Following the construction industry and related legal topics in the United States.


Thursday, November 1, 2007

Florida Court of Appeals: A201 Arbitration Requirement Survives Termination of the Contract

I recently noted in the September 2007 edition of the Construction Litigation Reporter an interesting case dealing with the timing of a party's decision to terminate a contract and that party's subsequent ability to invoke the arbitration provisions contained in the AIA A201-1997.

In Auchter Co. v. Zaloul, 949 So.2d 1189 (Fla. App. 2007), the parties entered into an AIA A111-1997 "Standard Form of Agreement Between Owner and Contractor" and A201-1997 "General Conditions of the Contract for Construction" (the "Contract"), for the construction of a home construction project. Two months after the project received its certificate of occupancy, the owner notified the contractor that it was terminating the Contract because of certain construction defects. The owner then sued the contractor for damages. The contractor then moved to dismiss or in the alternative compel mediation/arbitration under Section 4.4 of the A201. The Owner responded by arguing that because the Contract had been terminated, the mediation and arbitration provisions did not survive termination and argued that its claims were properly brought before the court. The trial court agreed with the owner's argument and denied the contractor's motion to compel mediation and/or arbitration.

On appeal, The Auchter Court disagreed. The Auchter Court held that "the dispute resolution provisions of the contract are intended to survive purported termination of the contract by a party." In so finding, the Court reversed the trial court and held that the contractor's motion to compel arbitration should be granted.

Interestingly, the Court went to great lengths to distinguish the results reached in Aberdeen Golf & Country Club v. Bliss Construction, Inc., 932 So.2d 235 (Fla. 4th DCA 2005), which reached the opposite conclusion and held that the arbitration provisions contained in the standard AIA contract do not survive termination because there is no survival provision to keep this provision alive after termination. In rejecting what the Auchter Court found to be "dicta", the Court appeared to focus on the equity or "fairness" of the results in each case. In Aberdeen, the owner terminated the contract and then when the contractor sued for damages, the owner sought to enforce the arbitration provisions of the same contract that he had repudiated by virtue of his termination of the contract. By contrast, in Auchter, the owner terminated and sued for damages and it was the contractor who sought to enforce the arbitration provisions.

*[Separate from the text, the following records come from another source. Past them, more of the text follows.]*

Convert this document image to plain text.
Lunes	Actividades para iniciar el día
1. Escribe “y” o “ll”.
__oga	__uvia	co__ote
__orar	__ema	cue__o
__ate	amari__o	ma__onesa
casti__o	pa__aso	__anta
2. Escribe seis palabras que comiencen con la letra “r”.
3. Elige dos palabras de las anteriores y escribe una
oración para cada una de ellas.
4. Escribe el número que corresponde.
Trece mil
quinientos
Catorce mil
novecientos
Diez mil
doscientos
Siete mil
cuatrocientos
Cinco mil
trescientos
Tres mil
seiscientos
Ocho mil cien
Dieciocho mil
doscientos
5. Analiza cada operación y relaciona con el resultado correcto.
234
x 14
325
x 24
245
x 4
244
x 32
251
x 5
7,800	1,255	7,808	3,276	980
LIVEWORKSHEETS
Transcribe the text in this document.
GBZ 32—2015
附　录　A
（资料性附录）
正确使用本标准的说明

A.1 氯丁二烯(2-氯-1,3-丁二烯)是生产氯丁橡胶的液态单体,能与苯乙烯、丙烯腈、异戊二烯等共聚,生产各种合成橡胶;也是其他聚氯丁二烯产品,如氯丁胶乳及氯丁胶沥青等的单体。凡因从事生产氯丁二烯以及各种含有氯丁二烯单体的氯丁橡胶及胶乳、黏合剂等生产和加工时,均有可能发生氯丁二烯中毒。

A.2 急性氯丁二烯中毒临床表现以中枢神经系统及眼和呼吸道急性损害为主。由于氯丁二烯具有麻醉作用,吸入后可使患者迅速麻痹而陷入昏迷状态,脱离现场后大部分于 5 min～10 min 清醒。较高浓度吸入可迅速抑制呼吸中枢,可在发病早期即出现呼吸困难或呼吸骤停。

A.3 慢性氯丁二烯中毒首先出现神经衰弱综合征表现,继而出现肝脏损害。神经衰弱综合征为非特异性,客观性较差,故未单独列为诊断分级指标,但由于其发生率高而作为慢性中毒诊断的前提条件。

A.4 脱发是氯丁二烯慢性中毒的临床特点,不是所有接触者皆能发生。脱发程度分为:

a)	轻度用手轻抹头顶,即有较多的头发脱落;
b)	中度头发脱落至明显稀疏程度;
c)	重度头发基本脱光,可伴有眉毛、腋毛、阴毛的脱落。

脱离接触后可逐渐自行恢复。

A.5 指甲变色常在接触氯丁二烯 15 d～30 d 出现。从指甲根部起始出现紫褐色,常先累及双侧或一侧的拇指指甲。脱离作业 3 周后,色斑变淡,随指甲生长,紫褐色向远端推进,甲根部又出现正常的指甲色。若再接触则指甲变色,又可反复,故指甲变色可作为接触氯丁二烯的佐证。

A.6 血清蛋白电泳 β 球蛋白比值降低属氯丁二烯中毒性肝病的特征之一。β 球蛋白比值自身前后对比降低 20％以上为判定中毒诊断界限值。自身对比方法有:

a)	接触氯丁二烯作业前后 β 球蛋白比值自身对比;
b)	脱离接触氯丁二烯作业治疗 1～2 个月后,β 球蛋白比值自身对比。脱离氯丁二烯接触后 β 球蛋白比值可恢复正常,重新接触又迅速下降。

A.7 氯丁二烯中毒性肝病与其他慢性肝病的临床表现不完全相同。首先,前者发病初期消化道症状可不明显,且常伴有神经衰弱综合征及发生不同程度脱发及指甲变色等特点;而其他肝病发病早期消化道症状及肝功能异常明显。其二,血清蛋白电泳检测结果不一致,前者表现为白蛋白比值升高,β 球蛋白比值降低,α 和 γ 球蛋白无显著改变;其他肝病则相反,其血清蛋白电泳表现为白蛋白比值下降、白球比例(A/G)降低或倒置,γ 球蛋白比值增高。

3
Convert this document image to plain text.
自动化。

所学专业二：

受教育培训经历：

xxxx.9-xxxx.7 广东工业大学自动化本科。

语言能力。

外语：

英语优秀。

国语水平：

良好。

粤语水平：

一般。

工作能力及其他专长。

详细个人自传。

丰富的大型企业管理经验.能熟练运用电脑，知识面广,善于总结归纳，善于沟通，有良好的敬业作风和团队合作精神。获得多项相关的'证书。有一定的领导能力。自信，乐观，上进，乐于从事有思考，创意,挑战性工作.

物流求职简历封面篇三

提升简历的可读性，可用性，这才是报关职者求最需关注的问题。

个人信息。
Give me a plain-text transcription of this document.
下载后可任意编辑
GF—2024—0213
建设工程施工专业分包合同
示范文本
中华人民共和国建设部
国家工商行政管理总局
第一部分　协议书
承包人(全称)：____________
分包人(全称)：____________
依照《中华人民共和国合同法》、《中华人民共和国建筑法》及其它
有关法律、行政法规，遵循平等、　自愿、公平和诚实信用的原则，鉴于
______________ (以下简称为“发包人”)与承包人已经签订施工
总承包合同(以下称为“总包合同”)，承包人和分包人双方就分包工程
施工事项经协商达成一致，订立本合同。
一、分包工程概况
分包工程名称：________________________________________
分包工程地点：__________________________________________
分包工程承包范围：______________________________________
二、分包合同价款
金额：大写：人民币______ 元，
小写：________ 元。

The author of the Comment section of the article notes, appropriately, the equity issue presented in the two cases and notes "[i]n Aberdeen, the owner terminated the contract prior to completion, then invoked the contract's arbitration provision when it was sued by the contractor. Thus, the owner improperly sought to pick and choose which contract provisions it wished to ignore and which to enforce."

As anyone who has been involved in the construction industry can attest, the decision to terminate and "move on" or seek to enforce the terms of the Contract is never an easy decision to make. The Court's reasoning in Auchter, should, however, certainly give a party considering whether to terminate or enforce a contract pause to consider whether they prefer arbitration or litigation before any action is taken as the failure to make this early calculation may result in the court imposing a forum for dispute resolution the party may not want. (This entry published by Culley Carson, a member of Womble Carlyle's construction law practice group.)